Publicado por Chema Caballero en |
Al fondo, una pequeña habitación hace las veces de cocina. Dentro se avistan varios bidones y cubos de plástico, algunos barreños y ollas de latón y unos fogones. Dos mujeres se afanan: cortan verduras, emplatan, lavan cacharros. Un gran cartel donde destacan gambas, tomates, pimientos y una dama muy sonriente porque usa una pastilla de caldo para sazonar sus guisos, corona la entrada.
La dueña del local, envuelta en un traje azul y pañuelo rosa sobre la cabeza, acerca los platos rebosantes de arroz a las mesas. Luego deposita la salsa. Hoy es de tomate, con mucho picante y vísceras, una de las especialidades de la zona. En cuanto los comensales hunden la cuchara en su plato, aparece un grupo de chavales que se para a observar, golosamente, el manjar que empieza a desaparecer poco a poco. Los niños –el mayor tendrá 10 años– se petrifican fuera del recinto. Solo sus ojos muestran algún signo de vida. Escanean el espacio y están atentos al mínimo movimiento de los clientes.
La dueña les grita. Les insta a alejarse, a no traspasar los límites de su negocio si no son llamados. Ellos asienten con la cabeza y siguen a lo suyo. El más pequeño se apoya en uno de los postes de la entrada, parece cansado.
Los menores despuntan por vestir ropas muy usadas –algunas de grandes tallas–, por la falta de sonrisas y, sobre todo, por los tarros que antes contuvieron mantequilla o mayonesa, y a los que han añadido una cuerda que cruzan sobre los hombros para sujetarlos.

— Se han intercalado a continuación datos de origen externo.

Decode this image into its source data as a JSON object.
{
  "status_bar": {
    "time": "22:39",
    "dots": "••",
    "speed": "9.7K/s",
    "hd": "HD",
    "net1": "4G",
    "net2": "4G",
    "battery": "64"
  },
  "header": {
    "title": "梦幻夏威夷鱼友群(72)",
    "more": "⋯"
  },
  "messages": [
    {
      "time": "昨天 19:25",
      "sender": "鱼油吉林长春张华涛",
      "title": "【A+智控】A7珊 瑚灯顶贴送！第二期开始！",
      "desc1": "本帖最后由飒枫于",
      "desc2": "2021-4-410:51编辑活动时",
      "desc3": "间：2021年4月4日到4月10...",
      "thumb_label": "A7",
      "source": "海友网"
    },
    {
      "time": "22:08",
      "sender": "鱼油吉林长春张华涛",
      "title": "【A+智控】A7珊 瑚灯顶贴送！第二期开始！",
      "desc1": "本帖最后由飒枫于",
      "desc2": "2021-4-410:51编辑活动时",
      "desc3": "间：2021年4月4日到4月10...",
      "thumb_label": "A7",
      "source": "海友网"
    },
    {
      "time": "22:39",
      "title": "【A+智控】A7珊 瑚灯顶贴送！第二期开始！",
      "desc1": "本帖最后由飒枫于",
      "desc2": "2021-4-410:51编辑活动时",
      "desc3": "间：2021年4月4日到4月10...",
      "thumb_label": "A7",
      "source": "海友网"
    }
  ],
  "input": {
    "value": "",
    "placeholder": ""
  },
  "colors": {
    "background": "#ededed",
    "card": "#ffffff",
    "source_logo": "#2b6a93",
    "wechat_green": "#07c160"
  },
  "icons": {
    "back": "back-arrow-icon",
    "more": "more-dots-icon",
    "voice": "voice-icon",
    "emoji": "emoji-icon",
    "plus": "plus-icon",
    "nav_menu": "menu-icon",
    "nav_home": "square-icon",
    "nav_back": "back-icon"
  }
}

Todos los presentes dejan algo de comida en su plato. Quizás no más que un par de cucharadas. Alguien hace un gesto y uno de los menores se acerca. Levanta la tapa de su recipiente y vuelca en él las sobras. Con una pequeña genuflexión expresa su agradecimiento. Y en silencio, como entró, se retira a su puesto de observación. Parece que los chicos han establecido un turno que todos respetan. Se alternan al ser llamados.

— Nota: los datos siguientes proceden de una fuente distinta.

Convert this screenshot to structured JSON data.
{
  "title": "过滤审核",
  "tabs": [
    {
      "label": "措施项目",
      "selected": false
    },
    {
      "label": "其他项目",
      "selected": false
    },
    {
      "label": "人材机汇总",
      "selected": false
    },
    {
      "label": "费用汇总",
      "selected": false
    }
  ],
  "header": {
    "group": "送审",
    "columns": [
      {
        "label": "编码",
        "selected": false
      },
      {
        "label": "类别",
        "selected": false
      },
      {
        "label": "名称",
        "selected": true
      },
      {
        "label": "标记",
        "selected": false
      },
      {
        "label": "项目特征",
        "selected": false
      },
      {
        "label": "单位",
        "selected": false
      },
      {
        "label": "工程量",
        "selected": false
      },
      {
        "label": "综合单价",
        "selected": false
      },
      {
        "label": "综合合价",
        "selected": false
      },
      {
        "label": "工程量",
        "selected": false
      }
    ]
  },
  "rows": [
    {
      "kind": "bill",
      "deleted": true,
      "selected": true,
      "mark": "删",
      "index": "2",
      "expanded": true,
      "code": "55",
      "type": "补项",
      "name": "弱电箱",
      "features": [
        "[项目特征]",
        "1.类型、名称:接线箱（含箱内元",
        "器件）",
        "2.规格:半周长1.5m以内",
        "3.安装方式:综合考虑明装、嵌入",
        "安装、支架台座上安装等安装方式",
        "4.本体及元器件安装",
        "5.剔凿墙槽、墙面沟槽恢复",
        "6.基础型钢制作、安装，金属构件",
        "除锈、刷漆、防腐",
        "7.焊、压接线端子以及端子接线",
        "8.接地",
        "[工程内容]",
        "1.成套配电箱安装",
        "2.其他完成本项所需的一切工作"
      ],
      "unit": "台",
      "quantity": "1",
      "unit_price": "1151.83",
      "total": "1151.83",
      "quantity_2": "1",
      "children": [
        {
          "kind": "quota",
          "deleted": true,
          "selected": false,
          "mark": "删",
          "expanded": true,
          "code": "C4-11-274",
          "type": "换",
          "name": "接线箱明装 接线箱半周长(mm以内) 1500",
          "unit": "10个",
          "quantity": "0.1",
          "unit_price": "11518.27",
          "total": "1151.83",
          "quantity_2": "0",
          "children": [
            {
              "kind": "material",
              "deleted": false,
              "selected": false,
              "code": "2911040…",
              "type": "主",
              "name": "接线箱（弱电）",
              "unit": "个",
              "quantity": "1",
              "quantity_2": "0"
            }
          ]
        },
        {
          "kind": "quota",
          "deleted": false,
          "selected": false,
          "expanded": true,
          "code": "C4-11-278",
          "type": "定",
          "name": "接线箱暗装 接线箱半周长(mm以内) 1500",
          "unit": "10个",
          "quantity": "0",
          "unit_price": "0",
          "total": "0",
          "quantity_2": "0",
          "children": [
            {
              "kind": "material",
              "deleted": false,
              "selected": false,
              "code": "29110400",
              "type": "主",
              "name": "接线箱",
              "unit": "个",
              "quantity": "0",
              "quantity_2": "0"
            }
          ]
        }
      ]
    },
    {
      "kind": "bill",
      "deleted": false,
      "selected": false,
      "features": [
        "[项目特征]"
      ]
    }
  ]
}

Son talibés, estudiantes de una escuela coránica. Esclavizados por su maestro, que se enriquece gracias a ellos. Deben mendigar todo el día y llevar comida y dinero de vuelta a casa, si no el marabú les castigará severamente y les dejará sin cenar.

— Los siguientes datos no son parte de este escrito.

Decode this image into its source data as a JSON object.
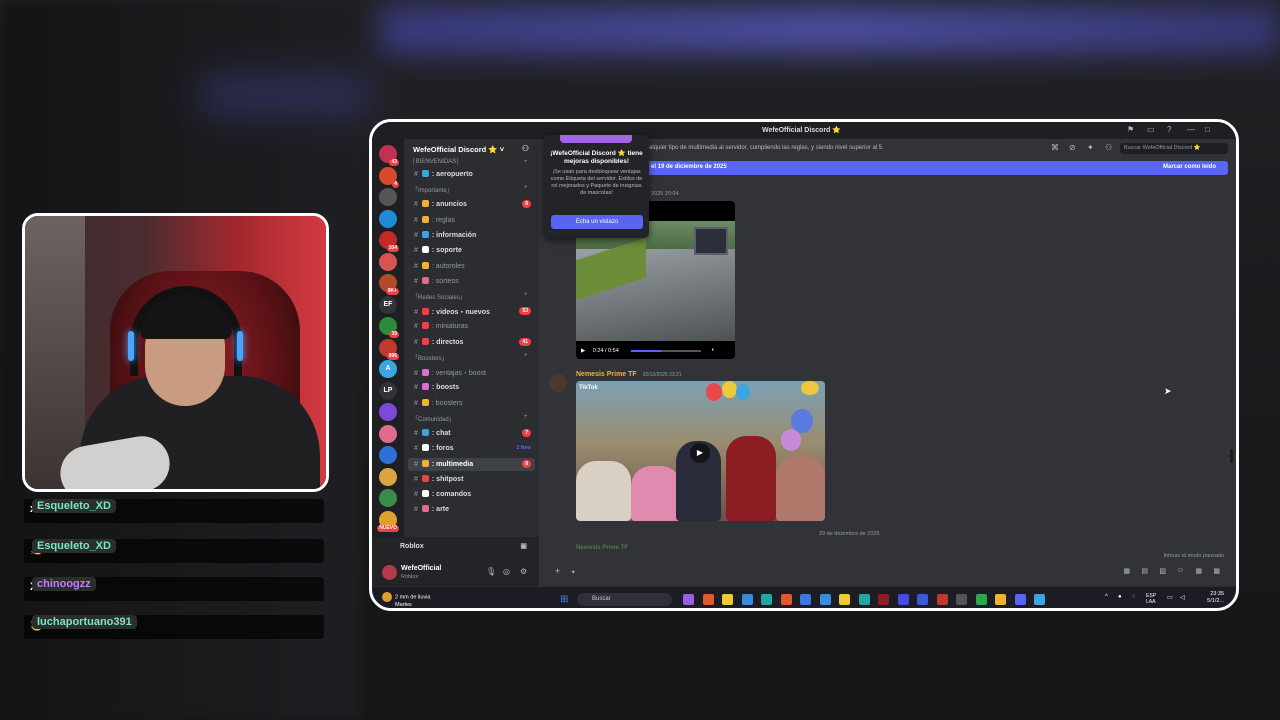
{
  "stream": {
    "chat": [
      {
        "user": "Esqueleto_XD",
        "user_color": "#7fe3c8",
        "text": "xD"
      },
      {
        "user": "Esqueleto_XD",
        "user_color": "#7fe3c8",
        "text": "👏"
      },
      {
        "user": "chinoogzz",
        "user_color": "#c77dff",
        "text": "XDDDDD"
      },
      {
        "user": "luchaportuano391",
        "user_color": "#7fe3c8",
        "text": "😺"
      }
    ]
  },
  "discord": {
    "window_title": "WefeOfficial Discord ⭐",
    "server_name": "WefeOfficial Discord ⭐",
    "servers": [
      {
        "label": "",
        "badge": "43",
        "color": "#c03050"
      },
      {
        "label": "",
        "badge": "4",
        "color": "#d94a2a"
      },
      {
        "label": "",
        "badge": "",
        "color": "#555"
      },
      {
        "label": "",
        "badge": "",
        "color": "#1f8ad8"
      },
      {
        "label": "",
        "badge": "104",
        "color": "#c62828"
      },
      {
        "label": "",
        "badge": "",
        "color": "#d9534f"
      },
      {
        "label": "",
        "badge": "9K+",
        "color": "#b34a2a"
      },
      {
        "label": "EF",
        "badge": "",
        "color": "#313338"
      },
      {
        "label": "",
        "badge": "39",
        "color": "#2e8b3a"
      },
      {
        "label": "",
        "badge": "996",
        "color": "#c0392b"
      },
      {
        "label": "A",
        "badge": "",
        "color": "#3aa5e0"
      },
      {
        "label": "LP",
        "badge": "",
        "color": "#313338"
      },
      {
        "label": "",
        "badge": "",
        "color": "#7b4bd8"
      },
      {
        "label": "",
        "badge": "",
        "color": "#e06b8a"
      },
      {
        "label": "",
        "badge": "",
        "color": "#2e6fd6"
      },
      {
        "label": "",
        "badge": "",
        "color": "#d9a441"
      },
      {
        "label": "",
        "badge": "",
        "color": "#3a8a4a"
      },
      {
        "label": "",
        "badge": "NUEVO",
        "color": "#e0a030"
      }
    ],
    "top_category": "│BIENVENIDAS│",
    "categories": [
      {
        "name": "「Importante」",
        "channels": [
          {
            "name": "anuncios",
            "bold": true,
            "badge": "8",
            "emoji_color": "#f0b232"
          },
          {
            "name": "reglas",
            "bold": false,
            "badge": "",
            "emoji_color": "#f0b232"
          },
          {
            "name": "información",
            "bold": true,
            "badge": "",
            "emoji_color": "#3aa5e0"
          },
          {
            "name": "soporte",
            "bold": true,
            "badge": "",
            "emoji_color": "#ffffff"
          },
          {
            "name": "autoroles",
            "bold": false,
            "badge": "",
            "emoji_color": "#f0b232"
          },
          {
            "name": "sorteos",
            "bold": false,
            "badge": "",
            "emoji_color": "#e06b8a"
          }
        ]
      },
      {
        "name": "「Redes Sociales」",
        "channels": [
          {
            "name": "videos・nuevos",
            "bold": true,
            "badge": "53",
            "emoji_color": "#f23f43"
          },
          {
            "name": "miniaturas",
            "bold": false,
            "badge": "",
            "emoji_color": "#f23f43"
          },
          {
            "name": "directos",
            "bold": true,
            "badge": "41",
            "emoji_color": "#f23f43"
          }
        ]
      },
      {
        "name": "「Boosters」",
        "channels": [
          {
            "name": "ventajas・boost",
            "bold": false,
            "badge": "",
            "emoji_color": "#e06bd8"
          },
          {
            "name": "boosts",
            "bold": true,
            "badge": "",
            "emoji_color": "#e06bd8"
          },
          {
            "name": "boosters",
            "bold": false,
            "badge": "",
            "emoji_color": "#f0b232"
          }
        ]
      },
      {
        "name": "「Comunidad」",
        "channels": [
          {
            "name": "chat",
            "bold": true,
            "badge": "7",
            "emoji_color": "#3aa5e0"
          },
          {
            "name": "foros",
            "bold": true,
            "badge": "",
            "new": "2 New",
            "emoji_color": "#ffffff"
          },
          {
            "name": "multimedia",
            "bold": true,
            "badge": "8",
            "emoji_color": "#f0b232",
            "active": true
          },
          {
            "name": "shitpost",
            "bold": true,
            "badge": "",
            "emoji_color": "#f23f43"
          },
          {
            "name": "comandos",
            "bold": true,
            "badge": "",
            "emoji_color": "#ffffff"
          },
          {
            "name": "arte",
            "bold": true,
            "badge": "",
            "emoji_color": "#e06b8a"
          }
        ]
      }
    ],
    "first_channel": {
      "name": "aeropuerto"
    },
    "voice": {
      "label": "Roblox"
    },
    "user": {
      "name": "WefeOfficial",
      "status": "Roblox"
    },
    "topic": "alquier tipo de multimedia al servidor, cumpliendo las reglas, y siendo nivel superior al 5.",
    "search_placeholder": "Buscar WefeOfficial Discord ⭐",
    "new_messages_bar": {
      "text": "el 19 de diciembre de 2025",
      "action": "Marcar como leído"
    },
    "popup": {
      "title": "¡WefeOfficial Discord ⭐ tiene mejoras disponibles!",
      "body": "¡Se usan para desbloquear ventajas como Etiqueta del servidor. Estilos de rol mejorados y Paquete de insignias de mascotas!",
      "button": "Echa un vistazo"
    },
    "messages": [
      {
        "timestamp": "2025 20:04",
        "video_time": "0:24 / 0:54",
        "progress": 0.43
      },
      {
        "author": "Nemesis Prime TF",
        "timestamp": "22/12/2025 23:21",
        "watermark": "TikTok"
      }
    ],
    "date_divider": "29 de diciembre de 2025",
    "ghost_author": "Nemesis Prime TF",
    "paused_notice": "Intruso al modo pausado",
    "composer_icon": "+"
  },
  "taskbar": {
    "weather_temp": "2 mm de lluvia",
    "weather_day": "Martes",
    "search": "Buscar",
    "lang_top": "ESP",
    "lang_bottom": "LAA",
    "time": "23:35",
    "date": "5/1/2..."
  }
}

Cuando todos los comensales se han ido, la dueña les invita a pasar. Les da un par de escobas y baldes con agua y les hace asear las mesas y el suelo del restaurante. Luego, aparece con una gran bandeja en la que ha amontonado la comida que no ha vendido. Obliga a los niños a sentarse y les anima a que coman. Así se asegura de que aunque no cumplan con la cuota marcada por su maestro, por lo menos hoy llenarán los estómagos. Han tenido suerte.